Thursday, May 28, 2009

31st International Conference on Software Engineering (ICSE) - Conference Report

Last week, I had the chance to participate in the 31st International Conference on Software Engineering (ICSE), in Vancouver, Canada. The conference had a great program composed of research papers, demonstrations, a track related to software engineering in practice (SEIP), a track also about new ideas and emerging results (NIER) and several parallel events such as the 6th International Working Conference on Mining Software Repositories (MSR), the 17th IEEE International Conference on Program Comprehension (ICPC), and the International Conference on Software Process (ICSP).

In these co-located events it is very good to see the growing of the MSR, it is incredible how it is getting attention from the community. On Monday, I spent the day hanging out the area in the morning and having some discussions with others participants. On Tuesday, it was performed the Software Requirements and Design: A Tribute to Michael Jackson, a full day workshop about his contributions in the field. The workshop was very well conducted by Pamela Zave and Bashar Nuseibeh. I believe that this kind of event it is very important to celebrate outstanding researchers working with software engineering. I had the chance to participate in previous ICSEs including the tribute to Barry Boehm. A book with his work similar to Barry Boehm, David Parnas and Vic Basili will be released soon.

On Wednesday, the conference started. The first keynote was Steve McConnell and his talk about: “10 Most Powerful Ideas in Software Engineering”. His presentation was interesting, especially, when he pointed out some ideas with a gauge showing the silly state of each one. His final list was:

1. Software Development Work is Performed by Human Beings.
2. Incrementalism.
3. Iteration.
4. Cost to Fix A Defect Increases Over Time.
5. Important Kernel of Truth in the Waterfall Model.
6. Software Estimation Can be Improved Over Time.
7. The Most Powerful Form of Reuse is Full Reuse.
8. Risk Management Provides Critical Insights into Many Core Software Development Issues. 9. Different Kinds of Software Call for Different Kinds of Software Development.
10. SWEBOK.


After Steve’s talk started the research papers and I had to run and switch among different rooms and sessions. In this day, I decided to see the following papers:
  • Tesseract: Interactive Visual Exploration of Socio-Technical Relationships in Software Development; and
  • Succession: Measuring Transfer of Code and Developer Productivity.

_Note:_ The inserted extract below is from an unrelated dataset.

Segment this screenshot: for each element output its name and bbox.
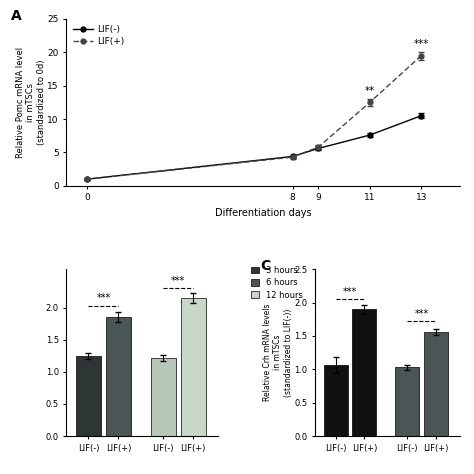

Next, I participated in NIER session with interesting new ideas and the SCORE competition by student teams. In this competition, Brazil was there with a team from UFPE, congrats, guys and Prof. Jaelson Castro their coach! In the end of the day, we had a small dinner with the conference members. It was good to talk a little bit more and meet others students and professors from Brazilian universities.

On Thursday, Carlo Ghezzi was the second keynote speaker with the theme: “Reflections on Forty-Plus Years of Software Engineering Researched Observed Through ICSE: An Insider’s View”. His presentation was very good with several data, charts, discussing what we produced, how to measure it, lessons learned and how to improve our current scenario. It was awesome!!

After that, I started to switch again among several presentations and I ended up with the following list:
  • Reasoning About Edits to Feature Models
  • How We Refactor, and How We Know It (Winner of ACM SIGSOFT Distinguished Papers Award)
  • The Secret Life of Bugs: Going Past the Errors and Omissions in Software Repositories
  • Discovering and Representing Systematic Code Changes.
Still in this day, we had discussion about Software Engineering for the Planet and Reflecting on Development Processes in the Video Game Industry. Finally, the paper N Degrees of Separation: Multi-Dimensional Separation of Concerns was presented and won the the most influential paper award.

On Friday, Pamela Zave was the last keynote and presented Software Engineering for the Next Internet. After Pamela’s talk, I participated in a session on Multicore Software Engineering and saw some challenges in the area and other papers such as:

  • Does Distributed Development Affect Software Quality? An Empirical Case Study of Windows Vista (Winner of ACM SIGSOFT Distinguished Papers Award); and
  • How to Avoid Drastic Software Process Change (using Stochastic Stability), and
  • Do Code Clones Matter?.

It was the report about this ICSE.

Next year, see you in South Africa.

P.S: I did not see the keynote presentations on the website. However, all the keynotes sent me it after my request. So, try it too.